Company desires to obtain the services of Consultant on the terms and subject to the conditions set forth herein.  Consultant has reviewed this Agreement and discussed the services to be performed hereunder and has represented to Company that Consultant is qualified and willing to perform said services in accordance with the provisions of this Agreement.

THEREFORE, in consideration of the premises and of the obligations to be performed and covenants to be kept by the Parties, the Parties agree as follows:

ARTICLE I
SCOPE OF WORK

1.1           The Work.  During the term of this Agreement Consultant shall assist various Company projects as requested by the Company Representative as set forth in Article IV. Such services, as they may be amended from time to time by written agreement of the Parties, shall be performed by Steve Wolff and are hereinafter sometimes referred to herein as the "Work".

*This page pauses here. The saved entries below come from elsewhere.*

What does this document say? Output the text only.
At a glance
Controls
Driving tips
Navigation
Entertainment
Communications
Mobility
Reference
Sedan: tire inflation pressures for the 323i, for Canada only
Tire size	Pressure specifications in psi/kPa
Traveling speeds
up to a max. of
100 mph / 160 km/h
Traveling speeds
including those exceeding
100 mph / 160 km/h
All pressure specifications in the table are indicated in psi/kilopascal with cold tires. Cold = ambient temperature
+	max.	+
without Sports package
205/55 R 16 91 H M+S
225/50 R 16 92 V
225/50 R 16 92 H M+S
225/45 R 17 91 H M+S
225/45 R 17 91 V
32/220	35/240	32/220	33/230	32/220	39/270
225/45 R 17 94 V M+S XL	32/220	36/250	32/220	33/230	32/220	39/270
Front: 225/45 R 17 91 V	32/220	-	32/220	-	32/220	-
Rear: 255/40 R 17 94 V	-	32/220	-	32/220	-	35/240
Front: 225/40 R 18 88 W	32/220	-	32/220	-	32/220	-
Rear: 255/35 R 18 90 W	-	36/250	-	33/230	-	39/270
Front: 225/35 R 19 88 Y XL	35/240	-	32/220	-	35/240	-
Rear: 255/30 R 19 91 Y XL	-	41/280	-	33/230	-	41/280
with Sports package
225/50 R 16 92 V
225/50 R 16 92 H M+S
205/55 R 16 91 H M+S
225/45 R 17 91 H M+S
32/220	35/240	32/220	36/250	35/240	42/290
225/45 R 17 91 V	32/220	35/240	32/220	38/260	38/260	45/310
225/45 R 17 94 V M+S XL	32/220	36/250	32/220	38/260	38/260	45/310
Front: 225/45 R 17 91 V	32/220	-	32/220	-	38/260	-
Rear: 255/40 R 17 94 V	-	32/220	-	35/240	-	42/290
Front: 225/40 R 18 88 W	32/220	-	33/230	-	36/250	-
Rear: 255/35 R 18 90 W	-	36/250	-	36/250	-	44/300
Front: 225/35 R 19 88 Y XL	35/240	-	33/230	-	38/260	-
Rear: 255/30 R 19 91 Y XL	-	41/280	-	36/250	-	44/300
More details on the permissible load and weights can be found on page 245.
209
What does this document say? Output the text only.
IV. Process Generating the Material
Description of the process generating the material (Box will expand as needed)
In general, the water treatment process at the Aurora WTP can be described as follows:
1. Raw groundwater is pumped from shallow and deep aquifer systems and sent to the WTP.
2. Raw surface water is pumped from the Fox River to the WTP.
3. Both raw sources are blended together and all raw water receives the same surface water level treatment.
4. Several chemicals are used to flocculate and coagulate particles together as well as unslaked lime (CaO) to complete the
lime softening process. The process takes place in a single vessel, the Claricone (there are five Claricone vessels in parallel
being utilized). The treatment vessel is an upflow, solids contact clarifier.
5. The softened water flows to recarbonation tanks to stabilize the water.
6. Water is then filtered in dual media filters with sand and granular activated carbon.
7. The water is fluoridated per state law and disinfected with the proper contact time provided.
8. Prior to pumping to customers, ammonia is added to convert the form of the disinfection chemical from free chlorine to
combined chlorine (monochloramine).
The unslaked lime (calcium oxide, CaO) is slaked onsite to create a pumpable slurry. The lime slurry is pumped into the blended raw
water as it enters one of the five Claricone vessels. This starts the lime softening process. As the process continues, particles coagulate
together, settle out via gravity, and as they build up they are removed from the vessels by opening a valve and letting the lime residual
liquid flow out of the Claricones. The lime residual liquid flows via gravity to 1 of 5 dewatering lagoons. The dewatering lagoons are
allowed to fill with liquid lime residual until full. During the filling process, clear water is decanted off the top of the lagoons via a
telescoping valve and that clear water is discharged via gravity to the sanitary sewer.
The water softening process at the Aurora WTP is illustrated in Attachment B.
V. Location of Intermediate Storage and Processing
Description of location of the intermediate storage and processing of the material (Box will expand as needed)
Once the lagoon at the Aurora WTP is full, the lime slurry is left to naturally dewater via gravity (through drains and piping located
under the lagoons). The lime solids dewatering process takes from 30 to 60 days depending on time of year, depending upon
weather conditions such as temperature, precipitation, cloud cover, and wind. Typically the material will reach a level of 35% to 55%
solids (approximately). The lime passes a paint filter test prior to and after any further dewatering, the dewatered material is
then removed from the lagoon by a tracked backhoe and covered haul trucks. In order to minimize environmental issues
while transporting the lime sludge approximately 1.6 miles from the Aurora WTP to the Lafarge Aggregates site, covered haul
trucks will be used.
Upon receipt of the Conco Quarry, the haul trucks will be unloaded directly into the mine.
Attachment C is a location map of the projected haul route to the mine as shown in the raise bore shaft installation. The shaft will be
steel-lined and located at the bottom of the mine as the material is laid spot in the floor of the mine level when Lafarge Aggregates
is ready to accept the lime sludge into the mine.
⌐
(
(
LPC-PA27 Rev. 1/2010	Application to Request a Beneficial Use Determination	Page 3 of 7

1.2           Compliance with Laws.  Consultant shall perform the Work in a professional and competent manner, in accordance with the terms of this Agreement and all applicable laws, rules, orders and regulations of any governmental or quasi-governmental agency having jurisdiction over the Work or the Parties.

ARTICLE II
SCHEDULE OF WORK

2.1           Commencement of Work.  The work shall be commenced by Consultant on or about the Effective Time.

2.2           Completion of Work.  The Work shall be completed by May 31, 2010.

 
 

 

ARTICLE III
COMPENSATION AND MANNER OF PAYMENT

3.1           Compensation.  Consultant shall be compensated for the Work at the rate of One Hundred Dollars ($150.00) per hour; provided however, that if Consultant accumulates one hundred twenty (120) hours of billable time in any four (4) week period, the compensation will increase to two hundred ($200.00) per hour for all time billed in excess of one hundred twenty (120) hours; provided further, that for the period of time Consultant is receiving severance payments from the Company, the first fifteen (15) hours of Work per month shall be provided free of charge to the Company (“Free Work”).  One half (50%) of Consultant’s travel time, up to a maximum of 8 hours per day, shall be recorded against and offset the Free Work.  No other travel time shall be assessed or invoiced to the Company as Work without approval of the Company’s Representative.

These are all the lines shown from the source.